God began a dramatic transformation of giving me a passion for people inside and outside of the church like never before. He brought mentors and people of impact into my life that I would’ve never connected with in such fashion on my own.
And through the fasting, that was the beginning of me dropping about 40-50 pounds – oh, the marriage weight I had put on! And I never even thought about my fasting being a great getting-into-shape plan while doing it that month.
In fact, my current eating and heavy-water intake habits are based out of that season of prayer and fasting from over four years ago.
When Jesus fed the 5,000 men in John (there was an estimated 10,000-15,000 additional women and children that also partook that were situated away from the 5,000 in accordance with the culture of that day), a young, poor boy was willing to give up his basket of five small barley loaves and two small fish to make this popular miracle happen.
Think about it, the boy could’ve hid the basket so at least he could’ve been nourished. He knew he was among thousands of growling stomachs. But the boy gave up his basket to launch an epic miracle, as Jesus turned the unglamorous meal from the unnamed boy into the most glamorous all-you-can-eat buffet of all time.
Jesus fed thousands and thousands of people to their stomachs were content and had 12 basketfuls left over.
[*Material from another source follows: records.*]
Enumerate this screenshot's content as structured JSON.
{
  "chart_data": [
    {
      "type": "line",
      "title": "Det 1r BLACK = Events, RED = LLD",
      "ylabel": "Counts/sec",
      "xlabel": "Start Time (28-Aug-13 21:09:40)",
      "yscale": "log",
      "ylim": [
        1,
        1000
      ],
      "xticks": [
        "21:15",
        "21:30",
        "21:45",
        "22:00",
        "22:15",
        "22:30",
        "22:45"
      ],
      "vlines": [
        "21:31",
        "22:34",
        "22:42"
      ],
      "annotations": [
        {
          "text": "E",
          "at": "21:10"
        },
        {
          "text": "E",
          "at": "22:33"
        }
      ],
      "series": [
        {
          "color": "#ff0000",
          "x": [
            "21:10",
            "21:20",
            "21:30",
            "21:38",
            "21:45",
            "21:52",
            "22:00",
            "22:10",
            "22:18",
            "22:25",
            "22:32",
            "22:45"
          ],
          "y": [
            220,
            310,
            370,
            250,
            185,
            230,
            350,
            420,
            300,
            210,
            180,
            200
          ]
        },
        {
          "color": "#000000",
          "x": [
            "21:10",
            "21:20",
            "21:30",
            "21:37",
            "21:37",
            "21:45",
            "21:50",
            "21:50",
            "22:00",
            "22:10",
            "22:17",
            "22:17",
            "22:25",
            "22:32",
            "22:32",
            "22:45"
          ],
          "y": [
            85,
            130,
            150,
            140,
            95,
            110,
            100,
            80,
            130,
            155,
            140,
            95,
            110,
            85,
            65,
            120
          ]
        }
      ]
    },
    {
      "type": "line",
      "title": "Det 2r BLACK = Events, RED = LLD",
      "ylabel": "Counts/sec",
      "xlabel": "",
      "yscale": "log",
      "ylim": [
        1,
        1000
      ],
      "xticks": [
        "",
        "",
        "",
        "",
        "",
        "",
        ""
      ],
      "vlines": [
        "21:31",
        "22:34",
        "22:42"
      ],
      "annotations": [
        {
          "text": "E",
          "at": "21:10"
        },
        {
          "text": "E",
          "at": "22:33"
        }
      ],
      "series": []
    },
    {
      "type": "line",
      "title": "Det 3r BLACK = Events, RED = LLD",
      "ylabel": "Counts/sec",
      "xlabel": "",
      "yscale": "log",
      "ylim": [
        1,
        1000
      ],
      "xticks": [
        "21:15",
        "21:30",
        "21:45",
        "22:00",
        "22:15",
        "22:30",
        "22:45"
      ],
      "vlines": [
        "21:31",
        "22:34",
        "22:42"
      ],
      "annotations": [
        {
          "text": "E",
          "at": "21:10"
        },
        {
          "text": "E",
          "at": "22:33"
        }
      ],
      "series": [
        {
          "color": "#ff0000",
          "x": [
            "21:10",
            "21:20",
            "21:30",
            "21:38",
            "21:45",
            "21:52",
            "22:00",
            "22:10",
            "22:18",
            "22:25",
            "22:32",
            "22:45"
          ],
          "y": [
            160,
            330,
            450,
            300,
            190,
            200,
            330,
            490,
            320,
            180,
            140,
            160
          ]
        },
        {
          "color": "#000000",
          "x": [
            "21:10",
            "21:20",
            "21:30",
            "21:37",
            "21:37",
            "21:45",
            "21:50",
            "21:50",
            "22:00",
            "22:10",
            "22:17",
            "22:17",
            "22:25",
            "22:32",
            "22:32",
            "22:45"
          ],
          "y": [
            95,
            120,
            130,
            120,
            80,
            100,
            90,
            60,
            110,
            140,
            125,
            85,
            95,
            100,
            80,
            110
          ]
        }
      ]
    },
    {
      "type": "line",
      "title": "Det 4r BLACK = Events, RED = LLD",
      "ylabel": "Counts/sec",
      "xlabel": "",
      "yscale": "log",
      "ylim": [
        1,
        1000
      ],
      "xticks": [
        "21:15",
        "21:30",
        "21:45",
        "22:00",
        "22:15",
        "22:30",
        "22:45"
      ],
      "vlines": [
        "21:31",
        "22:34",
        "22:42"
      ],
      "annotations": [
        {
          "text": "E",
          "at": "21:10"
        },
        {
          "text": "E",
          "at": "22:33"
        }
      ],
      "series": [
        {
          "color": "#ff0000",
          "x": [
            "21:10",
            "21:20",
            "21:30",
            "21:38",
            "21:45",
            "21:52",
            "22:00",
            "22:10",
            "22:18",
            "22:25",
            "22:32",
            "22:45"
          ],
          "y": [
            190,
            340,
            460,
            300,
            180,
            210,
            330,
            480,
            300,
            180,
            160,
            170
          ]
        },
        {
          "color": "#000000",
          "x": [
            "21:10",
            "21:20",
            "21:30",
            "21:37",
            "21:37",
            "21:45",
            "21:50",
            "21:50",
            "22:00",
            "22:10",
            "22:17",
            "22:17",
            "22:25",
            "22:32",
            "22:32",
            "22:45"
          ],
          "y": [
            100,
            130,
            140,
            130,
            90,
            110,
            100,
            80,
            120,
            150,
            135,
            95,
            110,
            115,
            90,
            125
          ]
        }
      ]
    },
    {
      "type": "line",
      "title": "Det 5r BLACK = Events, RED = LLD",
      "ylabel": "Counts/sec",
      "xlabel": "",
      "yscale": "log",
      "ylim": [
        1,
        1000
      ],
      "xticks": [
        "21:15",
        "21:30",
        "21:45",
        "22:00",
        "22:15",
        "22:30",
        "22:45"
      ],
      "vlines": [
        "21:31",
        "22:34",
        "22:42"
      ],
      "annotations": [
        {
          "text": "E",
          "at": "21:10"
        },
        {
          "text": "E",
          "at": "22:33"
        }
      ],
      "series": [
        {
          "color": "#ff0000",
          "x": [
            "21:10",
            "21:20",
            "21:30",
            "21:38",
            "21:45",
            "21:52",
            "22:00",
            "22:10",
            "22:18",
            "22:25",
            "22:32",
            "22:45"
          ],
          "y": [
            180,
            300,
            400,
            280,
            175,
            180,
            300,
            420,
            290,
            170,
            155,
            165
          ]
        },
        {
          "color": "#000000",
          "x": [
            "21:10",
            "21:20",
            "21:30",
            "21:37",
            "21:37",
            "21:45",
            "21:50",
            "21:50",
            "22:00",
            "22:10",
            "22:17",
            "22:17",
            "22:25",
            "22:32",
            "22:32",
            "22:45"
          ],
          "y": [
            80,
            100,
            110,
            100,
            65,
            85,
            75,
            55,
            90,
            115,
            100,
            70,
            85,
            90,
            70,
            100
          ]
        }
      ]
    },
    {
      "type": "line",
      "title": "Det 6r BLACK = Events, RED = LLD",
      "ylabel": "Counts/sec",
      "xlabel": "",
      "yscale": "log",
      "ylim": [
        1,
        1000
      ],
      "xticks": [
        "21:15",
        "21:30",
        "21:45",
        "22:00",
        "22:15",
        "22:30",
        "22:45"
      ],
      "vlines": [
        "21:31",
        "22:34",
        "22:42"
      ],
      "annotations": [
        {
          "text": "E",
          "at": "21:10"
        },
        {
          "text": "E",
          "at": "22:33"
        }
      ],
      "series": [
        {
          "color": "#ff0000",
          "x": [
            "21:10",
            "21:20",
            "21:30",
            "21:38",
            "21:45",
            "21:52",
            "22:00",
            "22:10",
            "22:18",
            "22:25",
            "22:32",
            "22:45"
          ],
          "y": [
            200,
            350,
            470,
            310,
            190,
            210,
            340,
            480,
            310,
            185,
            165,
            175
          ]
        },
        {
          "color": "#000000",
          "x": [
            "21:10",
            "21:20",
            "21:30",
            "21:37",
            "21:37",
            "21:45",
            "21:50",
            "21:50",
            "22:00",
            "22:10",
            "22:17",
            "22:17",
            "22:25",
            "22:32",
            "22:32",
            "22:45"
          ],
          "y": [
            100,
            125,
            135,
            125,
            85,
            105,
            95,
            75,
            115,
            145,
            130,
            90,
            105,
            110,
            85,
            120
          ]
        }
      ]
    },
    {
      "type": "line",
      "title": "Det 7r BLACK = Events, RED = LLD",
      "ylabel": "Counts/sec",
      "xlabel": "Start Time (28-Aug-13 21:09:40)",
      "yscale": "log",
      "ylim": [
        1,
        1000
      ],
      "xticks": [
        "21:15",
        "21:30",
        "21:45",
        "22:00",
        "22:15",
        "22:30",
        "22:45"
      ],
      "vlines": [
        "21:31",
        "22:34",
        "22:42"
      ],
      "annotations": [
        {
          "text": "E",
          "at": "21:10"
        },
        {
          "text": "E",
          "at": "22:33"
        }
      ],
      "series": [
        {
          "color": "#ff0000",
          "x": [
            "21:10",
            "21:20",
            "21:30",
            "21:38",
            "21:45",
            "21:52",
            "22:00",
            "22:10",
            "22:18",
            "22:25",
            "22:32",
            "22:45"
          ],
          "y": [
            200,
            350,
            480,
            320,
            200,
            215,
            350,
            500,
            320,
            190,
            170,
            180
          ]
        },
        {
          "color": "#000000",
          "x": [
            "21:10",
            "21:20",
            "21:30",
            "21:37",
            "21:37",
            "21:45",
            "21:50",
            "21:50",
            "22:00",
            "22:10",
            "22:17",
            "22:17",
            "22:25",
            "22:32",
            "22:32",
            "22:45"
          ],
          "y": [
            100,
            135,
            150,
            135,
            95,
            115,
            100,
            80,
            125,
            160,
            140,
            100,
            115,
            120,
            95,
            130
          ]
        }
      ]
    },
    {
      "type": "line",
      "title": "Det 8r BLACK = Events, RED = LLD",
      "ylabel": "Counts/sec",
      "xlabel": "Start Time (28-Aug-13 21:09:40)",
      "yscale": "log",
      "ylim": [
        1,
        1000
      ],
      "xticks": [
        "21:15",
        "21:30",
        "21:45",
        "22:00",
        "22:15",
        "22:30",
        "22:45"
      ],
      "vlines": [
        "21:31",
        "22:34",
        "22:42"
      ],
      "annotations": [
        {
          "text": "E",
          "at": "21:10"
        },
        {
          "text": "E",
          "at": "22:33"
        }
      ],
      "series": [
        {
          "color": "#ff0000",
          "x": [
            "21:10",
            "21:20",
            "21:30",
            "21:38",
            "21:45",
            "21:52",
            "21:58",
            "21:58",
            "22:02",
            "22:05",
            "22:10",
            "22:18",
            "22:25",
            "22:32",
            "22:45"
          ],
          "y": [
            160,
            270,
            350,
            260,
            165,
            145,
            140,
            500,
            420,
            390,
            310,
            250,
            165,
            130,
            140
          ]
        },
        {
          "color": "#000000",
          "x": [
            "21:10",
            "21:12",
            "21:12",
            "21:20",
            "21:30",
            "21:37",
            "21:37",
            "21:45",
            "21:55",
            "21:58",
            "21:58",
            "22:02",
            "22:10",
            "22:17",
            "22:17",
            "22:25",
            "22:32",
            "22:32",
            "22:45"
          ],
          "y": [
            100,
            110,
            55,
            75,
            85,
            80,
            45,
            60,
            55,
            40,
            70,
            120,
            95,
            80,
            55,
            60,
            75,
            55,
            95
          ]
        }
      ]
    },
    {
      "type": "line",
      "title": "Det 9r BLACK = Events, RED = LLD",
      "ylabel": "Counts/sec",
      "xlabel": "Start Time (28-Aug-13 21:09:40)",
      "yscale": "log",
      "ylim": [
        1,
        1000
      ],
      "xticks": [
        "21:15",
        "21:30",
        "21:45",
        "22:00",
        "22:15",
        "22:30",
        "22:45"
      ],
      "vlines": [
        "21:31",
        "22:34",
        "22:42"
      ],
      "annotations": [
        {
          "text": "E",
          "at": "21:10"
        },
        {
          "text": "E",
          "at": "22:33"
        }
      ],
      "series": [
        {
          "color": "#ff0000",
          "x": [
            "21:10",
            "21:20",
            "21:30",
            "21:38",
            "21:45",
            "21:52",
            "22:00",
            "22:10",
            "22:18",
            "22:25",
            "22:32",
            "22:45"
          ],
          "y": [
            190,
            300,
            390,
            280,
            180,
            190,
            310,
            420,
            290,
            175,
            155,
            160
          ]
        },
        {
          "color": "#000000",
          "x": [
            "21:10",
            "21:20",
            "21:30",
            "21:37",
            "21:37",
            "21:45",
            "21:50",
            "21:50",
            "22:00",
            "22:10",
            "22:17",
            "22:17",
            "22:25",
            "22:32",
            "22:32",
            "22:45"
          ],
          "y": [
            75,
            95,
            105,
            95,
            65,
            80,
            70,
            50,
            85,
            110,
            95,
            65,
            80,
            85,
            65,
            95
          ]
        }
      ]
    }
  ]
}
So in giving up his basket, the boy was at the center of Jesus’ fine work plus he got to chow down on more food in the process than if he would’ve kept his basket to himself. Total win-win!
So if you’re struggling in any facet of life or dealing with frustration and heartache, now is not the time to retreat into a me-myself-and-I world.
Let this be the season you give your best to God through your time, energy, finances, relationships and resources. And then be prepared for Him to make a paradox out of your giving.
Dallas Cogle is the REVIVE Youth Pastor and Ministries Director at Calvary Grace. He and his wife, Megan, have two daughters, Riley, 6, and Carson, 3. Dallas grew up in Calvary Grace from the age of 12 on as the oldest of two preacher’s kids. His father, Pastor Tom Cogle, is still the church’s lead pastor. Dallas just made the career jump from sports journalist of nearly 16 years for Southern Maryland Newspapers to full-time staff pastor of Calvary Grace last December. Dallas led the youth ministry during most of his years as a sports journalist. He graduated from Evangel University with a degree in Broadcast-Communications in 1998 and was afforded different TV and radio opportunities during his time in journalism. Dallas’ passion is to see Calvary Grace evolve into a Southern Maryland community leader of connecting people of all ages to their God-given potential through a relationship with the Almighty.